The operation of the connecting rod 1 according to the invention will now be described. In this case, it is assumed that oil flows through the flow channels of the rotary lever 10 and the flow of oil is effected by an oil supply pump (not shown). As the connecting rod 1 accelerates from the lower dead center UT to the upper dead center OT, the oil flow conditions in the connecting rod 1 develop an overpressure in the large engine class under the influence of the thrust forces 20,21,22,23,24,25,26 or 28,29 compared to the normal oil supply pressure. 10 bar. As the speed of the connecting rod 1 decelerates, i.e. as it approaches the top dead center OT, the oil column in the oil flow channels then breaks due to the negative acceleration 20, which would create a vacuum if the air intake and exhaust holes 31 according to the invention are not used. , when the oil column is interrupted, air at atmospheric pressure is sucked from the atmosphere into the oil flow spaces through the air intake and exhaust ports 25 so that an air-oil mixture is formed therein. As the connecting rod 1 moves towards the top dead center OT and its speed slows down, the co-moving parts of the broken oil column again compress the sucked air to some size, the small part of the sucked air discharging from the throttling air intake and exhaust bore 31 into the atmosphere again. the oil column can then be compressed. In this way, the impact of the oil column 35 in the oil flow channels on their walls is damped by a return stroke considerably, so that cavitation can be practically avoided.

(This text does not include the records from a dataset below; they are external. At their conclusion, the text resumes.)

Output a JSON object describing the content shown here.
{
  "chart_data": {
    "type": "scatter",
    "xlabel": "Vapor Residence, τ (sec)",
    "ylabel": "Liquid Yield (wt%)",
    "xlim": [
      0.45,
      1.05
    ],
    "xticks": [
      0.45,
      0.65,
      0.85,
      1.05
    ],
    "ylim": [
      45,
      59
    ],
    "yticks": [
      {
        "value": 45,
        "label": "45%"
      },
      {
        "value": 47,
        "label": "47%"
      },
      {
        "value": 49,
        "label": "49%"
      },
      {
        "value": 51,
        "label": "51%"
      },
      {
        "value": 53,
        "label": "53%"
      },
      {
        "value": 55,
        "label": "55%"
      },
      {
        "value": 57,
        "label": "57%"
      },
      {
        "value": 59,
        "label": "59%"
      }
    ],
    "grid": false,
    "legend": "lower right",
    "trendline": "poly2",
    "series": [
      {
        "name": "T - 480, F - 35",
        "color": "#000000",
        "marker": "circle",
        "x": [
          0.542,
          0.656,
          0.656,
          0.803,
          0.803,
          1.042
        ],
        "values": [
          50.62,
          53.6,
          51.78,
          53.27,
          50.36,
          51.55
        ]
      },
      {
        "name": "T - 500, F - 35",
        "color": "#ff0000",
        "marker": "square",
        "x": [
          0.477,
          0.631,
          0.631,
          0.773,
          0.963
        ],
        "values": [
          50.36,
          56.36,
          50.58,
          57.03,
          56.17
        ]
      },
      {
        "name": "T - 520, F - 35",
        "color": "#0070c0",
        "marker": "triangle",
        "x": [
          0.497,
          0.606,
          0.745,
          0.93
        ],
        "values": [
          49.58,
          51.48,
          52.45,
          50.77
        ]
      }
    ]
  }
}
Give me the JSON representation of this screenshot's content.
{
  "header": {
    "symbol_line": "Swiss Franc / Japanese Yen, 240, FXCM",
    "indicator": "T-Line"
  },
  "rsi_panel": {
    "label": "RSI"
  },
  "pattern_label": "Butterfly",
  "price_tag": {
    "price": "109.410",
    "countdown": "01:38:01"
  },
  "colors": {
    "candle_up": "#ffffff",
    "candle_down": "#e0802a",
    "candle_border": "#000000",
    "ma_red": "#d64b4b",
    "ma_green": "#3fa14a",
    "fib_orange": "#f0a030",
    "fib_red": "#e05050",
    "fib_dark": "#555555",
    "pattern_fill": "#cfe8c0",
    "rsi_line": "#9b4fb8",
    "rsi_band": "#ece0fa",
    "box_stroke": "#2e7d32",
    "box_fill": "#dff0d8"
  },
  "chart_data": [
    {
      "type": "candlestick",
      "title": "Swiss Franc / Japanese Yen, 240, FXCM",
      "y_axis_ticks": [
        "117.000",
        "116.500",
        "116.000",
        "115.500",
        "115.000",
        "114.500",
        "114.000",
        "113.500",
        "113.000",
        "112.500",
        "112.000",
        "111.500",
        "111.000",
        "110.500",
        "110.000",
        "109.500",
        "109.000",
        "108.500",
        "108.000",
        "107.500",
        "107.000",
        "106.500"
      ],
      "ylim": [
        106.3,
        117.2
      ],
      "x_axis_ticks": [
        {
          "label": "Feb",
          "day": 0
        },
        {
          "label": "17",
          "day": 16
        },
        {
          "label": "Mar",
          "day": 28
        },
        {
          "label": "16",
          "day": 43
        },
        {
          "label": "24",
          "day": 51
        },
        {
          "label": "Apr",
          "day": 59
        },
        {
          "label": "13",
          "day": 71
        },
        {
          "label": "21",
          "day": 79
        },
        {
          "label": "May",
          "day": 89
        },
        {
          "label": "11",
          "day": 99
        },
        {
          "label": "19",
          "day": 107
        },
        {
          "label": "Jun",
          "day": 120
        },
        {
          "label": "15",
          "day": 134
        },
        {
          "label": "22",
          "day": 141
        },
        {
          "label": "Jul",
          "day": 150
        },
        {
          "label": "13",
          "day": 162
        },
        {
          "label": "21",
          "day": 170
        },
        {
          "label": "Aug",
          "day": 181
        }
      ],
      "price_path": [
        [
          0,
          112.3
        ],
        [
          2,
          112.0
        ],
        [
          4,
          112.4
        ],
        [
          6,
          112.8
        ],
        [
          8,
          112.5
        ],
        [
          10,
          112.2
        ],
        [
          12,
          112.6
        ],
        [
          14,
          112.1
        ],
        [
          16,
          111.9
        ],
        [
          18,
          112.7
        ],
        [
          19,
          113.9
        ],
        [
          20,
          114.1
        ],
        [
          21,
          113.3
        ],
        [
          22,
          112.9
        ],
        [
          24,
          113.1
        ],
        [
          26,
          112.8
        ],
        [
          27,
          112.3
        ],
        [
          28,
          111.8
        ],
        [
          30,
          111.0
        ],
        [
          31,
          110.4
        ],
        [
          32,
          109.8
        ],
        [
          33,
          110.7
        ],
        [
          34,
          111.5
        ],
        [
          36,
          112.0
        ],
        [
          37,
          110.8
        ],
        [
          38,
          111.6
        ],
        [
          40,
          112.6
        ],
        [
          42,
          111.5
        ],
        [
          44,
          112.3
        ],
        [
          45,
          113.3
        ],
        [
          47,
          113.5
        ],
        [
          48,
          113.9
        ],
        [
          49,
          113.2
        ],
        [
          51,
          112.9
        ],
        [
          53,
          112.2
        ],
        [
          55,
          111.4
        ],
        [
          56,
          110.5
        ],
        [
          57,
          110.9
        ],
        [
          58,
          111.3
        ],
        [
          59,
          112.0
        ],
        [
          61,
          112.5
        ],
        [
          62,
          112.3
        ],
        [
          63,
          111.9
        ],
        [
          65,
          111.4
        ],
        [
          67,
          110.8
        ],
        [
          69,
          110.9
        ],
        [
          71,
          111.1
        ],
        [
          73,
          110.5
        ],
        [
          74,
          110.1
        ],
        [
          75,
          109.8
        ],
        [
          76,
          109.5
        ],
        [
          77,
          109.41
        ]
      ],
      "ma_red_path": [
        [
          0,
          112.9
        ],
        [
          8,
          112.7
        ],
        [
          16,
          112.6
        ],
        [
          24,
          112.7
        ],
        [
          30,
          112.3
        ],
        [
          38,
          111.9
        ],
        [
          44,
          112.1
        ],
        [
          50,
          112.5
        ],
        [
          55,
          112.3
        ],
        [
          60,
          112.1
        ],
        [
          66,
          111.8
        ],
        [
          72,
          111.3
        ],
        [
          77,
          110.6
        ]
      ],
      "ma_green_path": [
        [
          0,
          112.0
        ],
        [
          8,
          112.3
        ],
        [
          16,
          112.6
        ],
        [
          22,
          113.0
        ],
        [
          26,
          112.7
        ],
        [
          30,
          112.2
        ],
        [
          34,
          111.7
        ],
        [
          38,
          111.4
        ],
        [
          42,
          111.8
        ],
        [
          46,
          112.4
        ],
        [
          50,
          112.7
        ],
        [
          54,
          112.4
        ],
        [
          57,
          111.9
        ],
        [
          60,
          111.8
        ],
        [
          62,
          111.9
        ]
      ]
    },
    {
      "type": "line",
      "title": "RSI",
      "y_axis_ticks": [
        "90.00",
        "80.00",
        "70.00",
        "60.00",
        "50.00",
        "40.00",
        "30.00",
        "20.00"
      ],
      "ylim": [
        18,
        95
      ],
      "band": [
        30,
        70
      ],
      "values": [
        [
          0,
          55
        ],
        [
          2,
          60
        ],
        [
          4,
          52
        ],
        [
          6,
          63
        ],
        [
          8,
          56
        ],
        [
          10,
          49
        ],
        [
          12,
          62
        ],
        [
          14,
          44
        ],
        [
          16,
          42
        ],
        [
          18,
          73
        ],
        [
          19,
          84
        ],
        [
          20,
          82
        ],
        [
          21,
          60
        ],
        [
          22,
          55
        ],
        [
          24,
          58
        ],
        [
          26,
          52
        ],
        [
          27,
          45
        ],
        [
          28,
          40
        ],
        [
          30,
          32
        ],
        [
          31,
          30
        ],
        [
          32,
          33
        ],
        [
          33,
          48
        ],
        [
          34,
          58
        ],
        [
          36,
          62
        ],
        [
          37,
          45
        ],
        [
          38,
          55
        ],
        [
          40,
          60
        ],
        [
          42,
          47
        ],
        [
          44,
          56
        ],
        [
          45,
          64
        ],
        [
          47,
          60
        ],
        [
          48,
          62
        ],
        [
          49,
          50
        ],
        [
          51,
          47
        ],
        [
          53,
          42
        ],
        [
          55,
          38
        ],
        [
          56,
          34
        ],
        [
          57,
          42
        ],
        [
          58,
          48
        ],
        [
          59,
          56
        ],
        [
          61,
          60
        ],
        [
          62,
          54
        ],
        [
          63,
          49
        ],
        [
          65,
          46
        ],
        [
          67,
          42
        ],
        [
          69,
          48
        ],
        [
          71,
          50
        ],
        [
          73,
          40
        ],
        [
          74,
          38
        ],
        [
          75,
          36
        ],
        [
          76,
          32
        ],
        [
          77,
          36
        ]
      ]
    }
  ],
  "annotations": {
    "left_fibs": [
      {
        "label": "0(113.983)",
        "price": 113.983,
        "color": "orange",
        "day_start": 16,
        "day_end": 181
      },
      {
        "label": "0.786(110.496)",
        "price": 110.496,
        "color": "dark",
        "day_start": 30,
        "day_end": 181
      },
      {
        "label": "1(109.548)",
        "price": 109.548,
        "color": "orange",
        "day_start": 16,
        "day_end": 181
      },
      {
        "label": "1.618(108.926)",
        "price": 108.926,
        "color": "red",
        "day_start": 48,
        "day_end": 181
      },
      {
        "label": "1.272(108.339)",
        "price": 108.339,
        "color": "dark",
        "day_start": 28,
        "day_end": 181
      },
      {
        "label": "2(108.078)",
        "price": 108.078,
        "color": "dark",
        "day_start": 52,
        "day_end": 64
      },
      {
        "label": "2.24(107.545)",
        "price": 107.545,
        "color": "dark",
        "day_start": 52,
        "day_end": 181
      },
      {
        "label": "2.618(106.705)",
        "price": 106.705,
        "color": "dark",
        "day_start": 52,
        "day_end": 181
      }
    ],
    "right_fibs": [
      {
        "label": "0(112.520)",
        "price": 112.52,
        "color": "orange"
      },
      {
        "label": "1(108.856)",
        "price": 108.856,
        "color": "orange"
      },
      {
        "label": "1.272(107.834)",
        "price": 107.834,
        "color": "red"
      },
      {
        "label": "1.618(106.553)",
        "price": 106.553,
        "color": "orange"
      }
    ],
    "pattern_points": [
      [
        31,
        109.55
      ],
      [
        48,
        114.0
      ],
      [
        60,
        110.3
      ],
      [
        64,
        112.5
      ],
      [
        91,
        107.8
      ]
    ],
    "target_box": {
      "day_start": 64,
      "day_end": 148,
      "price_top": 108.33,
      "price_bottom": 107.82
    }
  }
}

The solution according to the invention further has the advantage that not only oil but also an air-oil mixture is fed to the coolable piston attached to the connecting rod 1 as a coolant, which makes it possible to remove heat from the hot piston walls considerably more efficiently. The connecting rod 1 according to the invention further has the advantage that the filling of the oil flow spaces of the connecting rod with the oil supply pump takes place in that it is more advantageous that the air contained in the oil column is compressed, . 15

Claims (7)

1. Crankshaft for stroke piston combustion engines, consisting of an upper end (2) of the crank (1) surrounding a piston pin (4), a crank shaft (5) and a lower end (6) of the crank (1) with a crank cap (8) attached to this intermediate clamping screws forms a crank bearing, which is passed through a cross bore (9), in which a bearing sleeve (11,12) formed by bearing shells (11,12) is provided. connected to a crankshaft pin (13), whereby useful for lubrication and cooling can be measured with pressure from supply channels (14,15,17) located in the crankshaft pin to the bearing shells, from these through openings (18,19) outside the bearing shafts a collection chamber formed in the crank bearing, from this through bores located in the crank bearing, the crank shaft and in the upper part of the crank rod, and through the piston pin or around this channel to a plunger piston cooling chamber connected to the plunger, 6.8) located oil-carrying compartments (20,21,22,23,24,25,26,28,29) via at least one air intake and outlet bore (31) in communication with the atmosphere. 2. Tie rod according to claim 1, characterized in that the air intake and outlet bores (31) open in the assembly room (20,21,28). 3. A tie rod according to claim 1, characterized in that the air intake and outlet bores (31) open into a bore (22,24) which branches off from the assembly room (20,21,28). 4. Tie rod according to claim 1, characterized in that the air intake and outlet bore (31) passes through a plug (32) which limits a bore 35 (23,25) from the outer end (6) of the outside of the tapered roof. 10 801 31 5. A crank rod according to claim 1, characterized in that the air intake and outlet bore (31) opens into the bore (23,25) which is closed from the outside from the outside of the crank rod (23,25), for example with a hobless plug. (33) forming a closed screw. 6. The crank according to claim 1, characterized in that the air inlet and outlet bores (31) open into a bore (26) extending through the shaft of the crank (5) at the region of its lower, to the lower end (6) of the crank. End. Crank rod according to any of the preceding claims, characterized in that the diameter of the air intake and outlet bore (31) is 0.05 ... 0.25 times as large as a diameter of one in the crank rod (1). fine drilling (22,23,24,25,26,29).